Friday, November 8, 2013
12:00 AM
340 West Hall

Abstract:  Low-dimensional linear subspace approximations to high-dimensional data are powerful enough to capture a great deal of structure in many signals, and yet they also offer simplicity and ease of analysis. Because of this they have provided a powerful tool to many areas of engineering and science: problems of estimation, detection and prediction, with applications such as network monitoring, collaborative filtering, object tracking in computer vision, and environmental sensing. Corrupt and missing data are the norm in many massive datasets, not only because of errors and failures in data collection, but because it may be impossible to collect and process all the desired measurements.
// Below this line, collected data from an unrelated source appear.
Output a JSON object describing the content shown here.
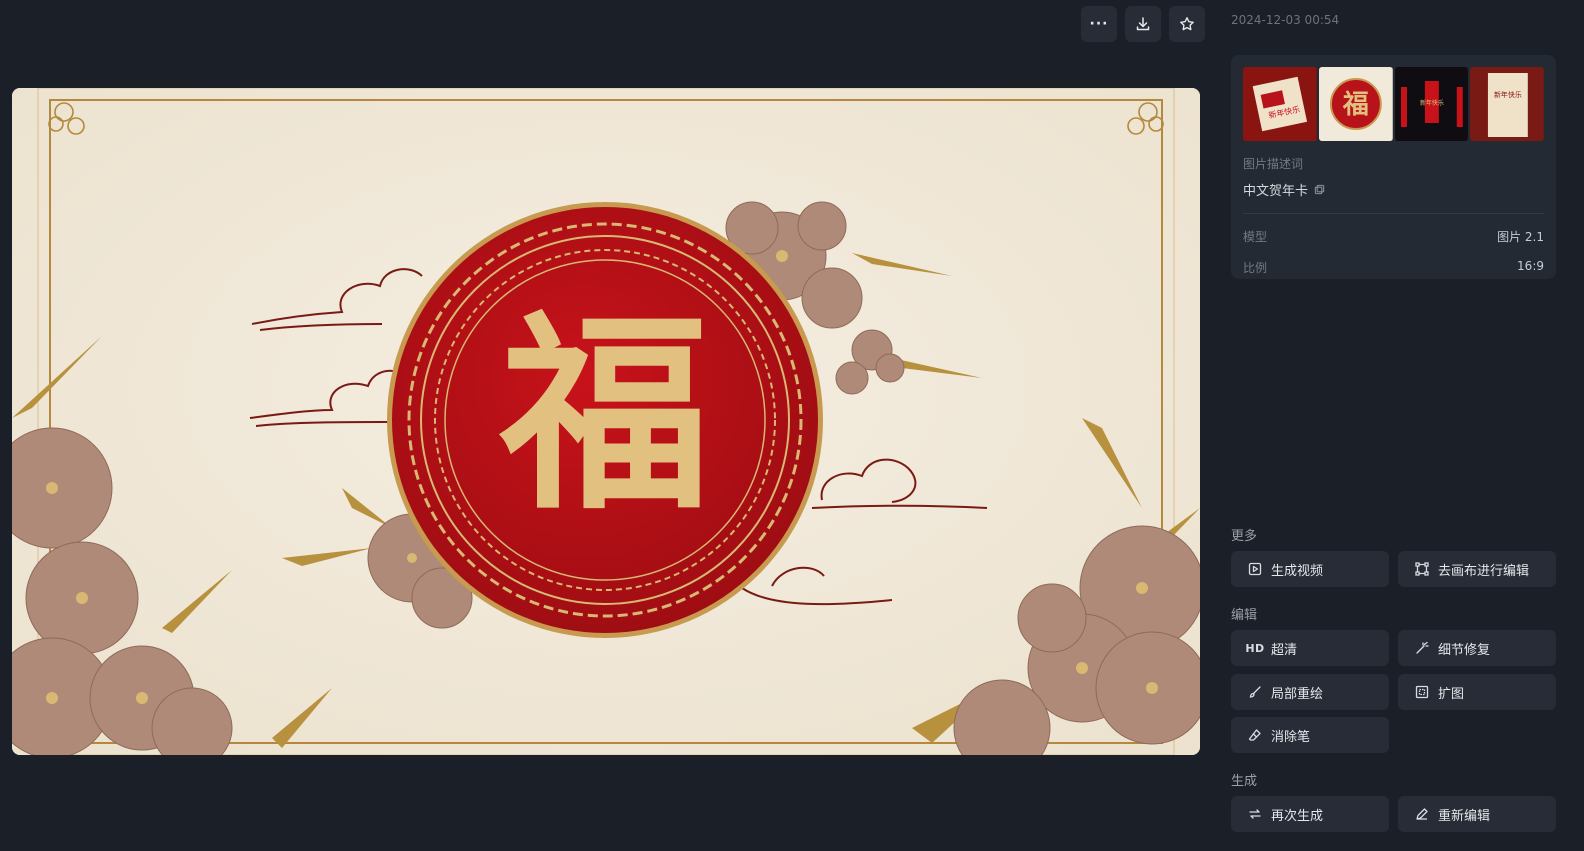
{
  "header": {
    "timestamp": "2024-12-03 00:54"
  },
  "image": {
    "main_character": "福"
  },
  "info_panel": {
    "thumbnails": [
      {
        "text": "新年快乐"
      },
      {
        "text": "福"
      },
      {
        "text": "新年快乐"
      },
      {
        "text": "新年快乐"
      }
    ],
    "description_label": "图片描述词",
    "description_value": "中文贺年卡",
    "meta": [
      {
        "key": "模型",
        "value": "图片 2.1"
      },
      {
        "key": "比例",
        "value": "16:9"
      }
    ]
  },
  "sections": {
    "more": {
      "title": "更多",
      "generate_video": "生成视频",
      "canvas_edit": "去画布进行编辑"
    },
    "edit": {
      "title": "编辑",
      "hd_badge": "HD",
      "upscale": "超清",
      "detail_fix": "细节修复",
      "inpaint": "局部重绘",
      "expand": "扩图",
      "eraser": "消除笔"
    },
    "generate": {
      "title": "生成",
      "regenerate": "再次生成",
      "reedit": "重新编辑"
    }
  }
}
In this talk, I will describe recent results on estimating subspace projections from incomplete data and a fundamental theorem that provides a powerful tool for developing algorithms for subspace estimation and tracking with incomplete data. I will focus on the algorithm GROUSE (Grassmannian Rank-One Update Subspace Estimation), a subspace tracking algorithm that performs gradient descent on the Grassmannian (the manifold of all d-dimensional subspaces for a fixed d); I will describe its guarantees and its application to the matrix completion problem. I will also discuss the robust version, GRASTA (Grassmannian Robust Adaptive Sub-space Tracking Algorithm), which is based on the analogous l1 cost function and has been applied successfully to realtime separation of background and foreground in video.